A juicio de residencia (literally, judgment of residence) was a judicial procedure of Castilian law and the Laws of the Indies. It consisted of this: at the termination of a public functionary's term, his performance in office was subject to review, and those with grievances against him were entitled to a hearing. This was largely an automatic procedure, and did not imply prior suspicion of misconduct, although it could provide evidence of corruption.

The official was not allowed to leave the place where he exercised his authority, nor to assume another office, until the conclusion of this judicial inquiry. Generally, the person charged with directing the inquiry, called the juez de residencia (resident judge), was that individual already named to succeed to the position. The penalties for conviction varied, but generally consisted of fines.

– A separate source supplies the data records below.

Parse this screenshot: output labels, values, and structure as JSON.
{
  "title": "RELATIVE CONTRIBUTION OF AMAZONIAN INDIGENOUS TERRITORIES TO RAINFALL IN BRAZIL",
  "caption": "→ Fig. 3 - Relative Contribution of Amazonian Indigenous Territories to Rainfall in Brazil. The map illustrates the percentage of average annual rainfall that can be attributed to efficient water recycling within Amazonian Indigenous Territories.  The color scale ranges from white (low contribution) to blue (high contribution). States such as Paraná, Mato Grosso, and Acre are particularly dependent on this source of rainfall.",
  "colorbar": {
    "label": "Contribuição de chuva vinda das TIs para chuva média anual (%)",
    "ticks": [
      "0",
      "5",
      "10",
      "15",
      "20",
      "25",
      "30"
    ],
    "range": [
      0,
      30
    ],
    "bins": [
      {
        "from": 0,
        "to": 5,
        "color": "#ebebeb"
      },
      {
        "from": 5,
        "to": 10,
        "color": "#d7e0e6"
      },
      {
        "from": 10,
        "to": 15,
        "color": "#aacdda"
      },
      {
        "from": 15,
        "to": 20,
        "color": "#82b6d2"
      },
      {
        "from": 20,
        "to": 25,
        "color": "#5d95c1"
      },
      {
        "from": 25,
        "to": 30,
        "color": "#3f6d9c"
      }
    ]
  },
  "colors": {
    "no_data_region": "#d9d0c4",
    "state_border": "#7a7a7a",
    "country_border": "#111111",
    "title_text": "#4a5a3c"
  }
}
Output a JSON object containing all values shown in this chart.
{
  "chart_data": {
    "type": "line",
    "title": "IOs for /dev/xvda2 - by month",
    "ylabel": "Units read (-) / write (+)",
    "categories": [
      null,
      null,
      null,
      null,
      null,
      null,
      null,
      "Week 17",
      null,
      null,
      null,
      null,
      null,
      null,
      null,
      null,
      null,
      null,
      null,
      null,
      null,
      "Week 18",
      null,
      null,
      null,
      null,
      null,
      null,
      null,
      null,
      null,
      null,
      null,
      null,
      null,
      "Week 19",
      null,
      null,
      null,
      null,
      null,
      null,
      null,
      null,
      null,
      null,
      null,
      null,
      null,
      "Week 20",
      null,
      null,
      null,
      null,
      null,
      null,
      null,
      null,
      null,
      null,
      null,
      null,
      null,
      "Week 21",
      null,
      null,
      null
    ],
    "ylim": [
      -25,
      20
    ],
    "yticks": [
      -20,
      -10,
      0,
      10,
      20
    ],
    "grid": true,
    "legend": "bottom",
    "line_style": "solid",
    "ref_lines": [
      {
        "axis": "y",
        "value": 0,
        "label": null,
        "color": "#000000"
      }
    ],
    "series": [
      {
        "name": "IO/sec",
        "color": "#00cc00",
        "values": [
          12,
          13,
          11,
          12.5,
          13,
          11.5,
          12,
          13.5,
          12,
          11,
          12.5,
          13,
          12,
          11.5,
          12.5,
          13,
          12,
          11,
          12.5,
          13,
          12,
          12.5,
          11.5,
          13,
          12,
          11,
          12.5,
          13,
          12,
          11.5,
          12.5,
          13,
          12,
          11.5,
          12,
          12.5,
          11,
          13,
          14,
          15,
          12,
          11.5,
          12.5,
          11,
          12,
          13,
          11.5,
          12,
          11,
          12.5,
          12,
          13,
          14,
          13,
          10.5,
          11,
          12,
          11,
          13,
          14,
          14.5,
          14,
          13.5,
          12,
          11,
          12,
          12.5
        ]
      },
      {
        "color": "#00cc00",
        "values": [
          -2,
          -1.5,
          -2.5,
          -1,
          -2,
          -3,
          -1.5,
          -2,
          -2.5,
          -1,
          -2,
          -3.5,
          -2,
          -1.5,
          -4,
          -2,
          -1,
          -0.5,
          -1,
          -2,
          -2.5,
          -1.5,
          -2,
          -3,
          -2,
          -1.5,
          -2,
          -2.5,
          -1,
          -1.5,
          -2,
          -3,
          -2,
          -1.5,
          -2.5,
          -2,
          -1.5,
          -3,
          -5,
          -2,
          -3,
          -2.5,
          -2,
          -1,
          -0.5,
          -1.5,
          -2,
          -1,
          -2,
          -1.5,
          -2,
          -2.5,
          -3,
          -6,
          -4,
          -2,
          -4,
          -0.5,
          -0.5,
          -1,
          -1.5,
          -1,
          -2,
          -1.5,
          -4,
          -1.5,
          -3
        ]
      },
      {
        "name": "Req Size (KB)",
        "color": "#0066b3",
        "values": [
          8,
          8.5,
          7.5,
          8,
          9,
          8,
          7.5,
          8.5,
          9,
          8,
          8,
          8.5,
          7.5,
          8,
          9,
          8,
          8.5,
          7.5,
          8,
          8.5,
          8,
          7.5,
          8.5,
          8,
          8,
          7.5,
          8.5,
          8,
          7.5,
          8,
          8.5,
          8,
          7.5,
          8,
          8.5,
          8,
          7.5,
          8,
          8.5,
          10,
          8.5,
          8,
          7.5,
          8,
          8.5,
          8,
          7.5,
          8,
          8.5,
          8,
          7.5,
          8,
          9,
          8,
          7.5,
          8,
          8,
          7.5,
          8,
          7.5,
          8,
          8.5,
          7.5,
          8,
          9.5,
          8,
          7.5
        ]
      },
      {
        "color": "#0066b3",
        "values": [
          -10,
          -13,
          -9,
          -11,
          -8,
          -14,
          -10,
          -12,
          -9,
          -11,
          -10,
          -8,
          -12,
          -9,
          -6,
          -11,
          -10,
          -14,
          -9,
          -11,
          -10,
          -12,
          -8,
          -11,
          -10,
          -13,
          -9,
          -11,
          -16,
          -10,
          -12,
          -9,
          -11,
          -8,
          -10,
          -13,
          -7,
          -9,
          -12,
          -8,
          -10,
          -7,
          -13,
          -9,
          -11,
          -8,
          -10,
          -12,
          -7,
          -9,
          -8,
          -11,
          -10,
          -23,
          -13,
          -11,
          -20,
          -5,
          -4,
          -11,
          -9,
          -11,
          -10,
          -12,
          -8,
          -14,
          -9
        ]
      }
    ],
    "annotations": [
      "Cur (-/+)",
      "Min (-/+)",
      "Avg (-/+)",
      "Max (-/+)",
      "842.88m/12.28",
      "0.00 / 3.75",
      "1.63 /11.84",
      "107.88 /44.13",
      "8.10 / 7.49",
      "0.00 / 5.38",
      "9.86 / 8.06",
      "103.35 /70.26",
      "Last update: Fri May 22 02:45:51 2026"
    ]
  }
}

The juicio de residencia took on great importance in the administration of the Indies, perhaps because of the great distances involved and the difficulty of direct supervision by the Crown. It extended from the viceroys and the presidents of the Real Audiencia to the alcaldes and the alguaciles (judicial officials, sometimes translated as sheriffs). With the entrance into force of the Spanish Constitution of 1812, the procedure no longer applied.

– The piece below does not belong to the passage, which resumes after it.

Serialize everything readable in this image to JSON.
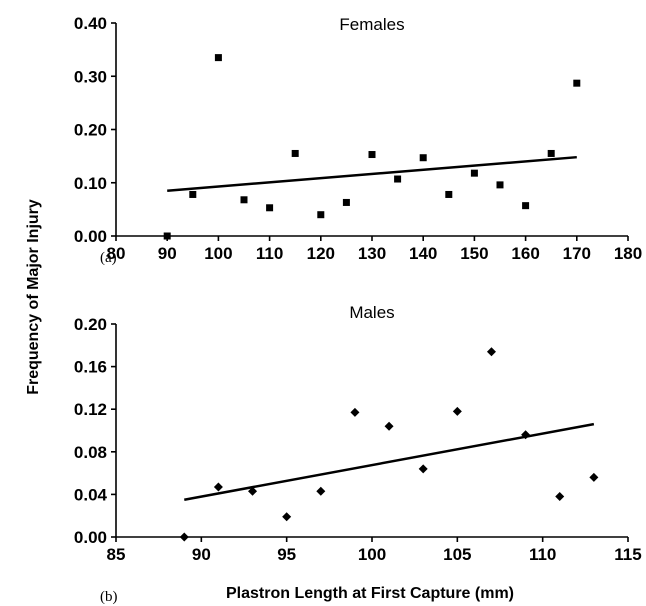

Originally, every viceroy had to pass his juicio de residencia before his successor could take office. But in the eighteenth century viceregal juicios were conducted after the outgoing viceroy had returned to Spain. During the lengthy process (up to six months), the degree of the viceroy's compliance with his instructions was analyzed, his job performance was reviewed, and many testimonies were collected from different parties.

Another formula the Crown used to control its officials, including the viceroy in his capacity as president of the Audiencia, was the visitador who collected visitas. The visitador was an inspector named at the pleasure of the king to investigate a particular administration. Like the juicio, this institution had the aim of discovering abuses committed by the authorities, and proposing necessary reforms.